Case Converter Tool
Result:
How the Case Converter Tool Works
This tool applies different text transformation rules to your input. Uppercase converts every letter to capitals. Lowercase makes everything small letters. Title case capitalizes the first letter of each word (with smart handling for articles and prepositions). Sentence case capitalizes only the first letter of each sentence.
For coding formats, camelCase removes spaces and capitalizes the first letter of each word except the first. Snake_case replaces spaces with underscores and converts to lowercase. Kebab-case uses hyphens instead of spaces.
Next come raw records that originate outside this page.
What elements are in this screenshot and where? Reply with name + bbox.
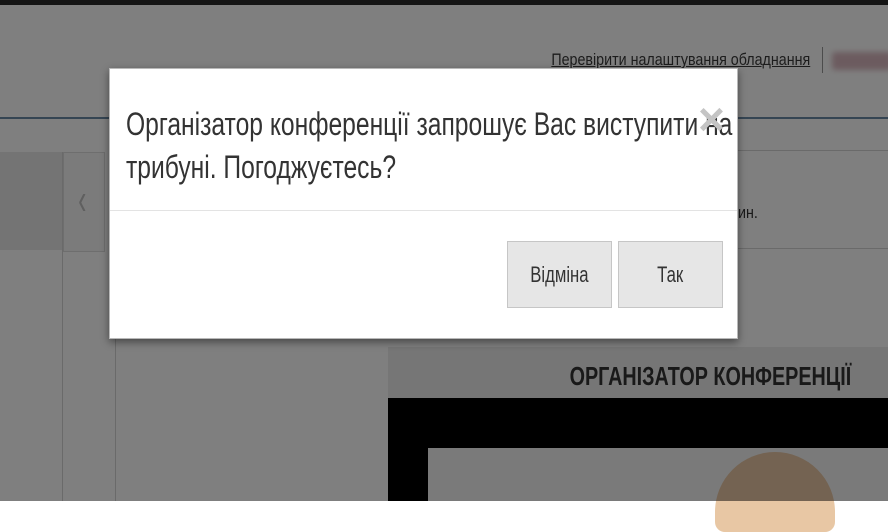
cancel-button[interactable]: Відміна [507, 241, 612, 308]
dialog-message: Організатор конференції запрошує Вас вис… [126, 103, 733, 189]
close-icon[interactable]: × [698, 96, 725, 142]
invitation-dialog: Організатор конференції запрошує Вас вис… [109, 68, 738, 339]
dialog-message-line: трибуні. Погоджуєтесь? [126, 149, 397, 185]
accept-button-label: Так [657, 262, 684, 287]
cancel-button-label: Відміна [530, 262, 589, 287]
dialog-message-line: Організатор конференції запрошує Вас вис… [126, 106, 733, 142]
accept-button[interactable]: Так [618, 241, 723, 308]
dialog-divider [110, 210, 737, 211]
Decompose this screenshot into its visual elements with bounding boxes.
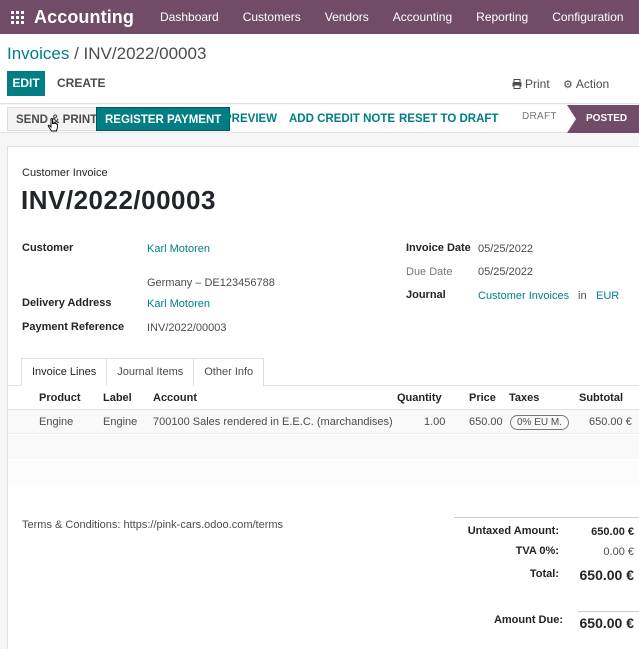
control-panel: Invoices / INV/2022/00003 EDIT CREATE Pr… [0,34,639,104]
amount-due-label: Amount Due: [493,614,563,626]
payment-reference-label: Payment Reference [22,321,125,333]
tab-journal-items[interactable]: Journal Items [106,358,195,386]
breadcrumb: Invoices / INV/2022/00003 [7,44,206,64]
customer-link[interactable]: Karl Motoren [147,243,210,255]
total-label: Total: [529,568,559,580]
tax-badge: 0% EU M. [510,415,570,430]
breadcrumb-current: INV/2022/00003 [83,44,207,63]
print-icon [512,79,522,89]
untaxed-amount-label: Untaxed Amount: [467,525,559,537]
invoice-type-label: Customer Invoice [22,167,108,179]
apps-menu-icon[interactable] [0,0,34,34]
invoice-number-title: INV/2022/00003 [21,185,216,215]
tva-value: 0.00 € [603,546,634,558]
column-label[interactable]: Label [103,392,132,404]
table-row[interactable]: Engine Engine 700100 Sales rendered in E… [8,410,639,434]
line-label: Engine [103,416,138,428]
journal-label: Journal [406,289,446,301]
line-product: Engine [39,416,74,428]
line-subtotal: 650.00 € [589,416,632,428]
total-value: 650.00 € [579,567,635,583]
hand-cursor-icon [47,118,58,132]
column-account[interactable]: Account [153,392,197,404]
column-subtotal[interactable]: Subtotal [579,392,623,404]
due-date-label: Due Date [406,266,453,278]
gear-icon: ⚙ [563,78,573,91]
customer-address: Germany – DE123456788 [147,277,275,289]
action-dropdown[interactable]: ⚙ Action [563,77,609,91]
tab-invoice-lines[interactable]: Invoice Lines [21,358,108,386]
register-payment-button[interactable]: REGISTER PAYMENT [96,107,231,131]
menu-configuration[interactable]: Configuration [540,0,635,34]
currency-link[interactable]: EUR [596,290,619,302]
column-taxes[interactable]: Taxes [509,392,539,404]
add-credit-note-button[interactable]: ADD CREDIT NOTE [281,107,403,131]
edit-button[interactable]: EDIT [7,71,45,96]
column-price[interactable]: Price [469,392,496,404]
customer-label: Customer [22,242,74,254]
untaxed-amount-value: 650.00 € [591,526,634,538]
notebook-tabs: Invoice Lines Journal Items Other Info [21,358,265,386]
column-product[interactable]: Product [39,392,81,404]
empty-row [8,435,639,459]
lines-table-header: Product Label Account Quantity Price Tax… [8,386,639,410]
print-label: Print [525,77,550,91]
breadcrumb-invoices[interactable]: Invoices [7,44,69,63]
line-account: 700100 Sales rendered in E.E.C. (marchan… [153,416,393,428]
line-quantity: 1.00 [424,416,446,428]
amount-due-value: 650.00 € [579,615,635,631]
column-quantity[interactable]: Quantity [397,392,442,404]
menu-dashboard[interactable]: Dashboard [148,0,231,34]
menu-vendors[interactable]: Vendors [313,0,381,34]
form-statusbar: SEND & PRINT REGISTER PAYMENT PREVIEW AD… [0,105,639,133]
app-name[interactable]: Accounting [34,7,134,28]
amount-due-divider [578,611,639,612]
print-dropdown[interactable]: Print [512,77,550,91]
line-price: 650.00 [469,416,503,428]
invoice-form-sheet: Customer Invoice INV/2022/00003 Customer… [7,146,639,649]
menu-customers[interactable]: Customers [231,0,313,34]
empty-row [8,460,639,484]
action-label: Action [575,77,610,91]
tab-other-info[interactable]: Other Info [193,358,265,386]
totals-divider [454,517,639,518]
breadcrumb-separator: / [69,44,84,63]
payment-reference-value: INV/2022/00003 [147,322,227,334]
journal-link[interactable]: Customer Invoices [478,290,569,302]
tva-label: TVA 0%: [515,545,559,557]
top-navbar: Accounting Dashboard Customers Vendors A… [0,0,639,34]
menu-reporting[interactable]: Reporting [464,0,540,34]
terms-and-conditions: Terms & Conditions: https://pink-cars.od… [22,519,284,531]
delivery-address-label: Delivery Address [22,297,112,309]
menu-accounting[interactable]: Accounting [381,0,464,34]
reset-to-draft-button[interactable]: RESET TO DRAFT [391,107,506,131]
delivery-address-link[interactable]: Karl Motoren [147,298,210,310]
due-date-value: 05/25/2022 [478,266,534,278]
stage-posted[interactable]: POSTED [567,105,639,133]
create-button[interactable]: CREATE [57,71,105,96]
stage-draft[interactable]: DRAFT [522,111,557,122]
invoice-date-value: 05/25/2022 [478,243,534,255]
invoice-date-label: Invoice Date [406,242,471,254]
journal-in-text: in [578,290,587,302]
preview-button[interactable]: PREVIEW [216,107,285,131]
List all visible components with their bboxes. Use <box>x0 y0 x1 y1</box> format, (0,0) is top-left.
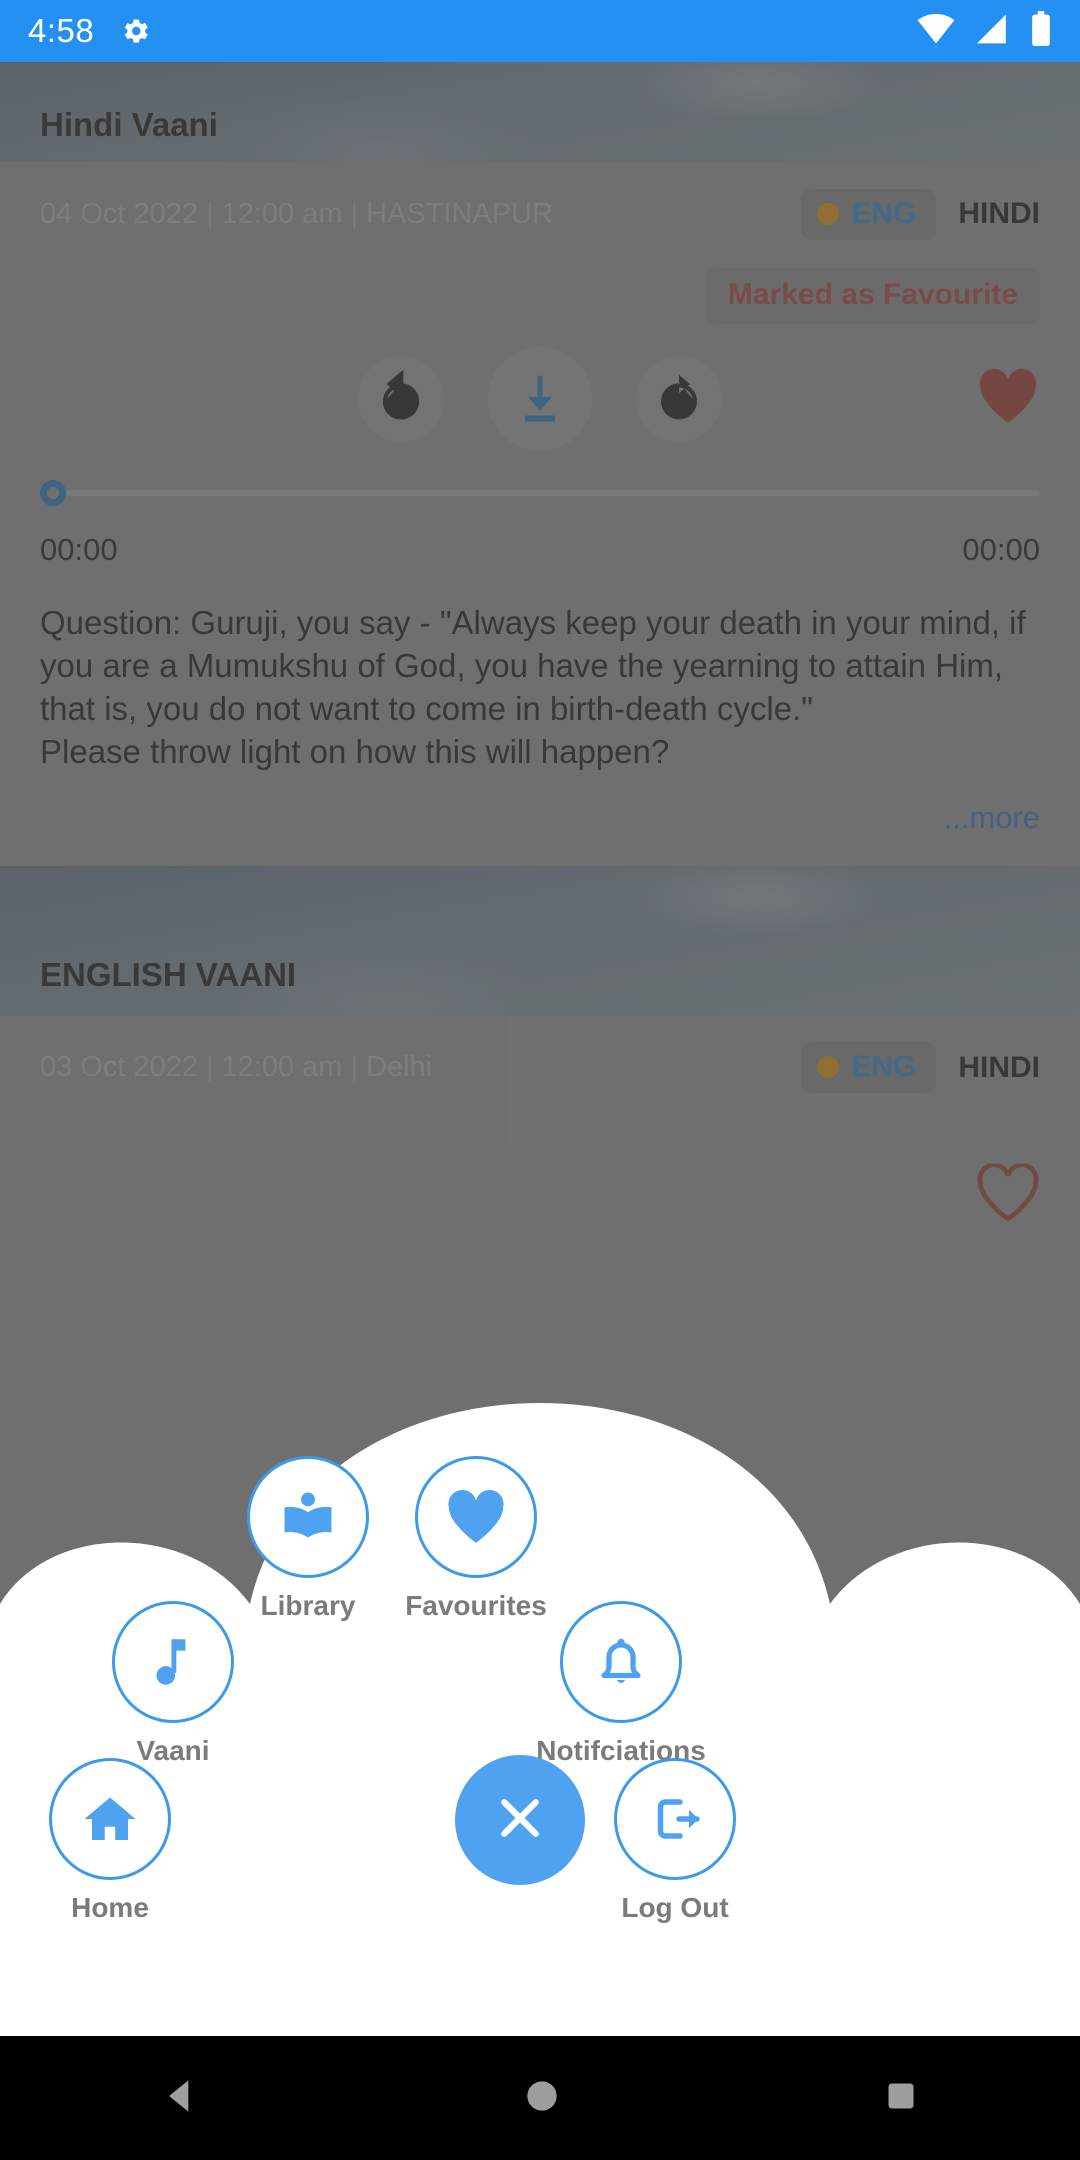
status-bar-indicators <box>916 10 1052 52</box>
fab-menu-sheet: Library Favourites Vaani Notifciations H… <box>0 1346 1080 2036</box>
heart-icon[interactable] <box>415 1456 537 1578</box>
fab-item-logout[interactable]: Log Out <box>575 1758 775 1924</box>
wifi-icon <box>916 13 956 50</box>
battery-icon <box>1030 10 1052 52</box>
status-bar-clock: 4:58 <box>28 12 95 49</box>
gear-icon <box>118 14 152 48</box>
fab-label-home: Home <box>71 1892 149 1923</box>
home-icon[interactable] <box>49 1758 171 1880</box>
app-screen: 4:58 Hindi Vaani 0 <box>0 0 1080 2160</box>
logout-icon[interactable] <box>614 1758 736 1880</box>
music-note-icon[interactable] <box>112 1601 234 1723</box>
bell-icon[interactable] <box>560 1601 682 1723</box>
status-bar: 4:58 <box>0 0 1080 62</box>
library-icon[interactable] <box>247 1456 369 1578</box>
fab-item-notifications[interactable]: Notifciations <box>521 1601 721 1767</box>
back-triangle-icon[interactable] <box>159 2074 203 2123</box>
close-fab-button[interactable] <box>455 1755 585 1885</box>
close-icon <box>491 1789 549 1852</box>
home-circle-icon[interactable] <box>520 2074 564 2123</box>
fab-label-library: Library <box>260 1590 356 1621</box>
fab-label-logout: Log Out <box>621 1892 729 1923</box>
fab-item-favourites[interactable]: Favourites <box>376 1456 576 1622</box>
android-nav-bar <box>0 2036 1080 2160</box>
recents-square-icon[interactable] <box>881 2076 921 2121</box>
signal-icon <box>974 13 1012 50</box>
fab-item-home[interactable]: Home <box>10 1758 210 1924</box>
fab-item-vaani[interactable]: Vaani <box>73 1601 273 1767</box>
Toggle case flips every letter (uppercase becomes lowercase and vice versa). Alternating case switches between upper and lower for each character.
UPPERCASE = text.toUpperCase()
lowercase = text.toLowerCase()
Title Case = Each Word → Capitalize First Letter
camelCase = Remove Spaces + Capitalize Each Word (skip first)
When Should I Use Title Case vs Sentence Case?
Use title case for headlines, article titles, section headers, and email subject lines. It makes text feel more formal and important. Use sentence case for body text, descriptions, and casual content. Sentence case is easier to read in longer paragraphs and feels more conversational. Most social media posts work better with sentence case unless you’re writing a headline or announcement.
What’s the Difference Between camelCase, snake_case, and kebab-case?
These are coding conventions. camelCase is common in JavaScript, Java, and Swift (example: userName, totalPrice). snake_case appears in Python, Ruby, and databases (example: user_name, total_price). Kebab-case is used in URLs, CSS classes, and file names (example: user-name, total-price). Pick the style that matches your programming language or naming convention.
Why Does My Title Case Look Wrong?
Standard title case has nuanced rules. Small words like “a,” “an,” “the,” “in,” “on,” “at,” “for,” “and,” “but,” and “or” should stay lowercase unless they’re the first or last word. This tool applies those rules automatically. If you need every single word capitalized regardless of grammar (like for design mockups or logos), use the basic title case button or manually adjust after conversion.
Can I Convert Text with Numbers and Special Characters?
Yes. Numbers and symbols stay exactly as they are. Only letters get converted. So “Product-123!” becomes “PRODUCT-123!” in uppercase or “product-123!” in lowercase. For coding formats (camelCase, snake_case, kebab-case), special characters except spaces are preserved where they make sense.
What If My Text Has Multiple Languages?
The tool handles Unicode properly, so it works with accented characters (café → CAFÉ), Cyrillic, Greek, and other alphabets. Some languages don’t have uppercase/lowercase distinctions (like Chinese or Japanese), so those characters remain unchanged. Mixed-language text converts the parts that have case variations and leaves the rest alone.
Case Conversion Examples
| Input Text | Format | Output |
|---|---|---|
| hello world | UPPERCASE | HELLO WORLD |
| HELLO WORLD | lowercase | hello world |
| hello world | Title Case | Hello World |
| hello world | Sentence case | Hello world |
| user profile name | camelCase | userProfileName |
| User Profile Name | snake_case | user_profile_name |
| User Profile Name | kebab-case | user-profile-name |
| Hello World | tOGGLE cASE | hELLO wORLD |
Should I Use This or Just Retype Everything?
If you have more than a sentence or two, this tool saves serious time. Accidentally wrote an entire email in caps lock? Paste it here and fix it in one click. Need to convert a list of items to snake_case for a database? Done in seconds. Retyping is error-prone and slow, especially for longer text or lists with consistent formatting needs.
Does Case Matter for SEO or Readability?
For SEO, search engines treat uppercase and lowercase as the same (except in URLs where case can matter). For readability, mixed case (sentence case or title case) is easier on the eyes than all caps. ALL CAPS TEXT FEELS LIKE SHOUTING and is harder to scan. Use uppercase sparingly for emphasis or headlines, not for body text.
What’s Alternating Case Good For?
Alternating case (aLtErNaTiNg) is mostly used for memes, sarcasm, or informal online communication. It’s the text equivalent of a mocking tone. Not useful for professional or formal content, but it has its place in casual internet culture. Some people also use it for creative usernames or stylized text in design projects.